Einde inhoudsopgave
Wet gemeentelijke taak mogelijk maken asielopvangvoorzieningen
Artikel 9 Specifieke uitkering
Geldend
Geldend vanaf 31-01-2024
- Bronpublicatie:
24-01-2024, Stb. 2024, 12 (uitgifte: 30-01-2024, kamerstukken: 36333)
- Inwerkingtreding
31-01-2024
- Bronpublicatie inwerkingtreding:
26-01-2024, Stb. 2024, 13 (uitgifte: 30-01-2024, kamerstukken/regelingnummer: -)
- Vakgebied(en)
Vreemdelingenrecht / Algemeen
Staatsrecht / Decentralisatie
Bestuursrecht algemeen / Bijzondere onderwerpen bestuursrecht
1.
Onze Minister kan een specifieke uitkering aan gemeenten verstrekken ter bekostiging van de kosten die voortvloeien uit de uitvoering van deze wet.
2.
Bij regeling van Onze Minister kan een specifieke uitkering worden verstrekt voor:
- a.
opvangplaatsen van bijzondere aard, en
- b.
op verzoek van een gemeente voor iedere opvangplaats waarmee een bij of krachtens algemene maatregel van bestuur bepaald aantal opvangplaatsen binnen een bepaalde periode wordt overschreden, uitgaande van een bepaald minimaal aantal opvangplaatsen en een minimale beschikbaarheid in tijd van deze opvangplaatsen.

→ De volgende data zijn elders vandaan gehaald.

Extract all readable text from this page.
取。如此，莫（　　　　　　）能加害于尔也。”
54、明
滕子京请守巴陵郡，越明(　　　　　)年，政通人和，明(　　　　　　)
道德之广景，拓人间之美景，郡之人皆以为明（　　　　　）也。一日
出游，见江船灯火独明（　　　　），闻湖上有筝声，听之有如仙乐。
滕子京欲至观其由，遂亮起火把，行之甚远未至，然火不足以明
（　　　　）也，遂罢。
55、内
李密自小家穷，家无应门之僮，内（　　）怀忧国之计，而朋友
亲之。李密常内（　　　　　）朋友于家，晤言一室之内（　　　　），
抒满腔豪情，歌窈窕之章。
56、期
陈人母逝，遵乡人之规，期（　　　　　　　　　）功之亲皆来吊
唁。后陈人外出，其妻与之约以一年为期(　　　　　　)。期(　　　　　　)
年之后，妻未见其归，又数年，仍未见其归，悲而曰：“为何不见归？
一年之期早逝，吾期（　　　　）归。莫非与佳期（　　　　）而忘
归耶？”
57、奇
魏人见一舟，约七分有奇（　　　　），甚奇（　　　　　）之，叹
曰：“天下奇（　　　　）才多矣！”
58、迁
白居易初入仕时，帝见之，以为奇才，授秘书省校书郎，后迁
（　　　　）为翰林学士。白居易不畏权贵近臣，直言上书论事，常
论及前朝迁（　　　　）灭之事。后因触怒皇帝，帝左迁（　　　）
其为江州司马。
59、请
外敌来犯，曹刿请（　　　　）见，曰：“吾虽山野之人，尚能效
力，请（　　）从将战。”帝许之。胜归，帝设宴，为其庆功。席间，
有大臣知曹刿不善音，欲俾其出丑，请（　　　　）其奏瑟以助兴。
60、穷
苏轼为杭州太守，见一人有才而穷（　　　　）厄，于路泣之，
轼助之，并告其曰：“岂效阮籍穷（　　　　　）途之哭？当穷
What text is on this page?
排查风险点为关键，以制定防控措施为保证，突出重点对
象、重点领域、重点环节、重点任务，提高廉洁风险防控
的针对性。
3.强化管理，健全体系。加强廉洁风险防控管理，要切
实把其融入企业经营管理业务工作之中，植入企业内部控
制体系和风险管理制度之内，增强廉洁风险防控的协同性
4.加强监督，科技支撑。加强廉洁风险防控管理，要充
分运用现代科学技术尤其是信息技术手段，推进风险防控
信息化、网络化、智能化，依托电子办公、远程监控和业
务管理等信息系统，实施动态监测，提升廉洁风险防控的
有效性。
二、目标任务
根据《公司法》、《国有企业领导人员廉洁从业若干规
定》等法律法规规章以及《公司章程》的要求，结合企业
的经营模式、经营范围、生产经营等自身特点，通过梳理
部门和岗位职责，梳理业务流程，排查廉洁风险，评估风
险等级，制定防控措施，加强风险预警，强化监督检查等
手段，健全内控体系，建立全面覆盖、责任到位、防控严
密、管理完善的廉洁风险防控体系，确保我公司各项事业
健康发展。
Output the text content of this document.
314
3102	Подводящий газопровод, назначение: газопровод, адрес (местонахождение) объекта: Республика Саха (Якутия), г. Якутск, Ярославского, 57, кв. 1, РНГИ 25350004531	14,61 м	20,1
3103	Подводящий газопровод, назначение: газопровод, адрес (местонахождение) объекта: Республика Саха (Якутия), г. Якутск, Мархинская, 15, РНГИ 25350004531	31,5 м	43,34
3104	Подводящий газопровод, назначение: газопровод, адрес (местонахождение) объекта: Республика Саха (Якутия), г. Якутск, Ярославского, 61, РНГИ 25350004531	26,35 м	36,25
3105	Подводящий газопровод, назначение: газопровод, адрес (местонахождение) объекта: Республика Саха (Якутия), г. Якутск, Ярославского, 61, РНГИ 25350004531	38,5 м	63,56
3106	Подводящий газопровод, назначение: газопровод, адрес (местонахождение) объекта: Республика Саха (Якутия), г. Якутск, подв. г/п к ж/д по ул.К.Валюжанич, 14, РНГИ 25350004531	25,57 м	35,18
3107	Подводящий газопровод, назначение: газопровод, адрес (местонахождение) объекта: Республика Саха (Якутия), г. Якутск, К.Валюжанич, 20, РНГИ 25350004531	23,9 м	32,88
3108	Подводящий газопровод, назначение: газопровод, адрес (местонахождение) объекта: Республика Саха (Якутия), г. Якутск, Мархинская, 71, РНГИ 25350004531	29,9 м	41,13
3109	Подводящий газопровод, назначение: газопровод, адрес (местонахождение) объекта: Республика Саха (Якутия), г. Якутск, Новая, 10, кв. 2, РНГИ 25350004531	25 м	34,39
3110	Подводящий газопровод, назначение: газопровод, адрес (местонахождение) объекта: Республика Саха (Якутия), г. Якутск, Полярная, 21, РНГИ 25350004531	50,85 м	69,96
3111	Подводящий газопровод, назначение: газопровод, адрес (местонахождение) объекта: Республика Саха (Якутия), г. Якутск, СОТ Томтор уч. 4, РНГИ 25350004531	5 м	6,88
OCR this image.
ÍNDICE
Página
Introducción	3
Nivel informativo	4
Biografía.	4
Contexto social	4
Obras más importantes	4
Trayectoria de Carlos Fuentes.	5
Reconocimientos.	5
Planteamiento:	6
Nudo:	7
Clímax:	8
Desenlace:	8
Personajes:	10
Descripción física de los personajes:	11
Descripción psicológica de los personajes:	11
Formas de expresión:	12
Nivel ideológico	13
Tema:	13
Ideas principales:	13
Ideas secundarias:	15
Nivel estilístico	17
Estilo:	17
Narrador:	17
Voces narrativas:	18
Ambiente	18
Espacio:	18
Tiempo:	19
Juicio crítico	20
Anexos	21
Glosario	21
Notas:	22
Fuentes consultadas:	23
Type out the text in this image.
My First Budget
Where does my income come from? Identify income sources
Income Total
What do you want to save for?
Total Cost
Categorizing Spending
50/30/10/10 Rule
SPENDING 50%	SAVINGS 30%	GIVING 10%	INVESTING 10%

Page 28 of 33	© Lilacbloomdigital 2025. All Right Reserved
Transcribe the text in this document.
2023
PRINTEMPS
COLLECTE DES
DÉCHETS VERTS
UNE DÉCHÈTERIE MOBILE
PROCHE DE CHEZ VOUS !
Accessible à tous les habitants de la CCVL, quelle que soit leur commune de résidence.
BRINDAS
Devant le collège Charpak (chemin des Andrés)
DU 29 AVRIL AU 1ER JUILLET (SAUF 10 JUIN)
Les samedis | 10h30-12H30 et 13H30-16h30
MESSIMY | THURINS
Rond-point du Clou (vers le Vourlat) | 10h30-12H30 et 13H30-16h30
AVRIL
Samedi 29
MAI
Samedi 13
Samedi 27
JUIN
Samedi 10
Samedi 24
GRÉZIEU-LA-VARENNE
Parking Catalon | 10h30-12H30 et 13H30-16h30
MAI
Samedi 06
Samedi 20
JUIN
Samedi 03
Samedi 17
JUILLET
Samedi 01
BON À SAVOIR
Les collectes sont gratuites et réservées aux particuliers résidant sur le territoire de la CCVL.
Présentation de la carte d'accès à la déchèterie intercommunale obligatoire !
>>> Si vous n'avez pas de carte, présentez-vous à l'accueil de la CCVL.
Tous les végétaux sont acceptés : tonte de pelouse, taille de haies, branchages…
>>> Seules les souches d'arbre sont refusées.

De gemeente kan de uitkering besteden aan een ander doel dan de bij of krachtens deze wet gevorderde uitvoering.
3.
Na ommekomst van de in artikel 2 bedoelde periode van twee jaar verstrekt Onze Minister de provincie en gemeenten een specifieke uitkering voor iedere opvangplaats waarmee 75% van het in artikel 3, eerste lid, bedoelde aantal opvangplaatsen in de provincie is overschreden. De opvangplaatsen waarvoor met toepassing van het tweede lid op verzoek van een gemeente een specifieke uitkering is verstrekt, zijn daarvan uitgesloten. De uitkering wordt verdeeld tussen de provincie en, naar rato van het aantal geboden plaatsen, de gemeenten die opvangplaatsen hebben geboden en hebben voldaan aan de in artikel 5, eerste lid, bedoelde taak. Provincie en gemeente kunnen de uitkering besteden aan een ander doel dan de bij of krachtens deze wet gevorderde uitvoering.
4.
Bij regeling van Onze Minister kunnen regels worden gesteld over de in het eerste en derde lid bedoelde uitkeringen aan provincies en gemeenten.